Puisne Justice of the Supreme Court of Sri Lanka
- In office 1970–1980

Personal details
- Born: 12 October 1915
- Died: 25 October 1997 (aged 82) Noble Park, Victoria, Australia
- Alma mater: Jaffna Central College St. Thomas' College Ceylon University College Ceylon Law College
- Profession: Lawyer
- Ethnicity: Sri Lankan Tamil

= Vincent Thamotheram =

Sri Lankan judge

Vincent Thambinayagam Thamotheram (12 October 1915 – 25 October 1997) was a Sri Lankan lawyer, judge and writer. He was a crown counsel, Commissioner of Assize and Supreme Court judge.

==Early life and family==
Thamotheram was born on 12 October 1915. He was the son of Gate Mudaliyar N. N. Thamotheram. He was educated at Jaffna Central College
St. Thomas' College. After school he entered Ceylon University College and graduated with a BA degree. He then joined Ceylon Law College and passed out as an advocate.

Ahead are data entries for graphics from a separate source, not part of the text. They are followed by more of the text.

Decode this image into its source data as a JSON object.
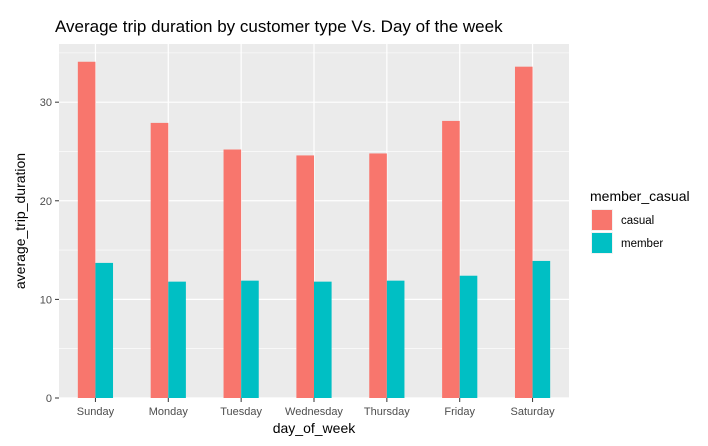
{
  "chart_data": {
    "type": "bar",
    "title": "Average trip duration by customer type Vs. Day of the week",
    "xlabel": "day_of_week",
    "ylabel": "average_trip_duration",
    "categories": [
      "Sunday",
      "Monday",
      "Tuesday",
      "Wednesday",
      "Thursday",
      "Friday",
      "Saturday"
    ],
    "series": [
      {
        "name": "casual",
        "color": "#F8766D",
        "values": [
          34.1,
          27.9,
          25.2,
          24.6,
          24.8,
          28.1,
          33.6
        ]
      },
      {
        "name": "member",
        "color": "#00BFC4",
        "values": [
          13.7,
          11.8,
          11.9,
          11.8,
          11.9,
          12.4,
          13.9
        ]
      }
    ],
    "ylim": [
      0,
      35.9
    ],
    "yticks": [
      0,
      10,
      20,
      30
    ],
    "grid": true,
    "panel_background": "#EBEBEB",
    "legend": {
      "title": "member_casual",
      "position": "right"
    }
  }
}
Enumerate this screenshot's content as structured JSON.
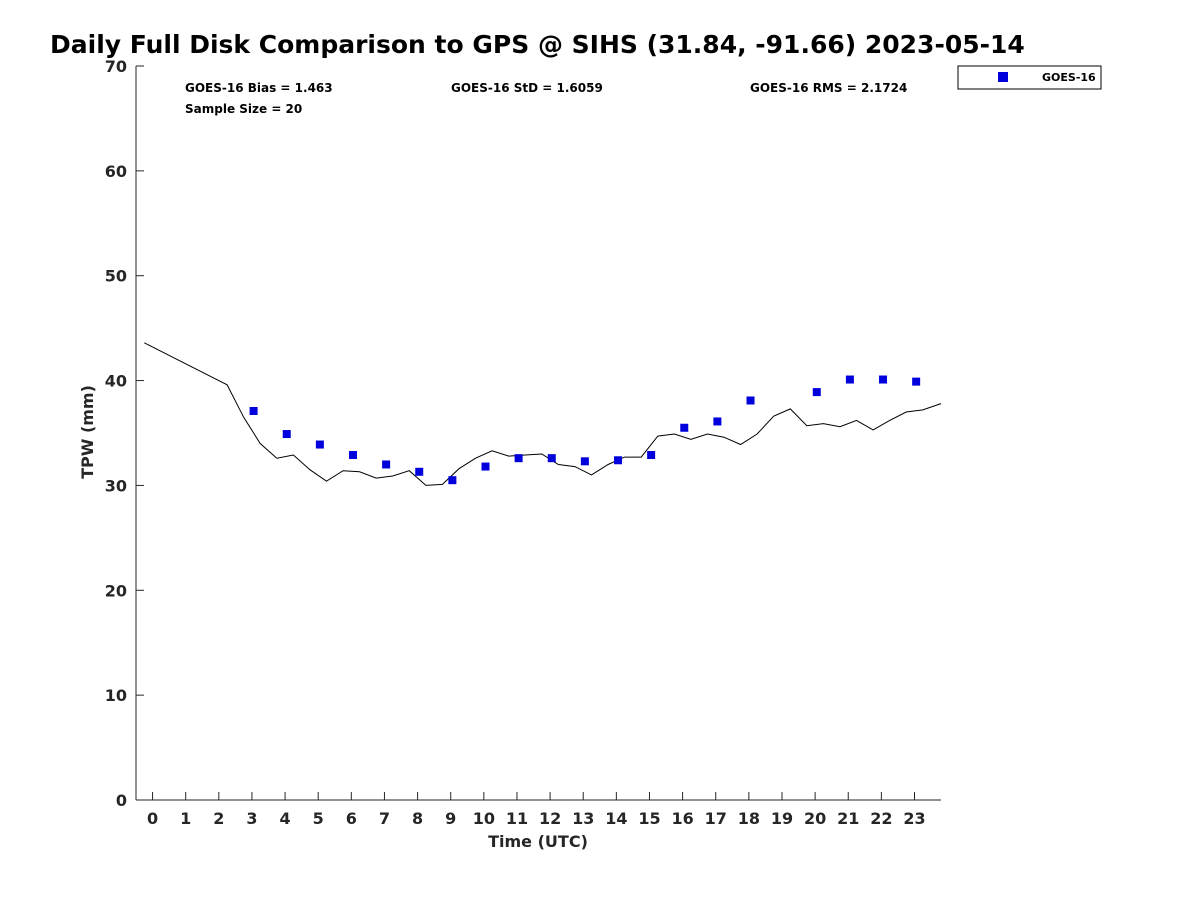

Thamotheram married Baladevi, daughter of Kanagasabai. They had a son, Nirmal Nandakumar, and three daughters, Vasantha, Chandira and Manjula.

==Career==
Thamotheram was called to the bar in 1942. He joined the Attorney-General's Department. He was a crown counsel from 1944 to 1968. He acted as Solicitor General. He was also appointed Commissioner of Assize. He was appointed Supreme Court judge in 1970. He served on the Judicial Service Commission. He retired in 1980.

==Later life==
After the Black July riots that killed thousands of Sri Lankans, Thamotheram moved to Australia in 1983. He was called to the bar in Australia in 1984.

Thamotheram died in Noble Park, Victoria on 25 October 1997, at the age of 82.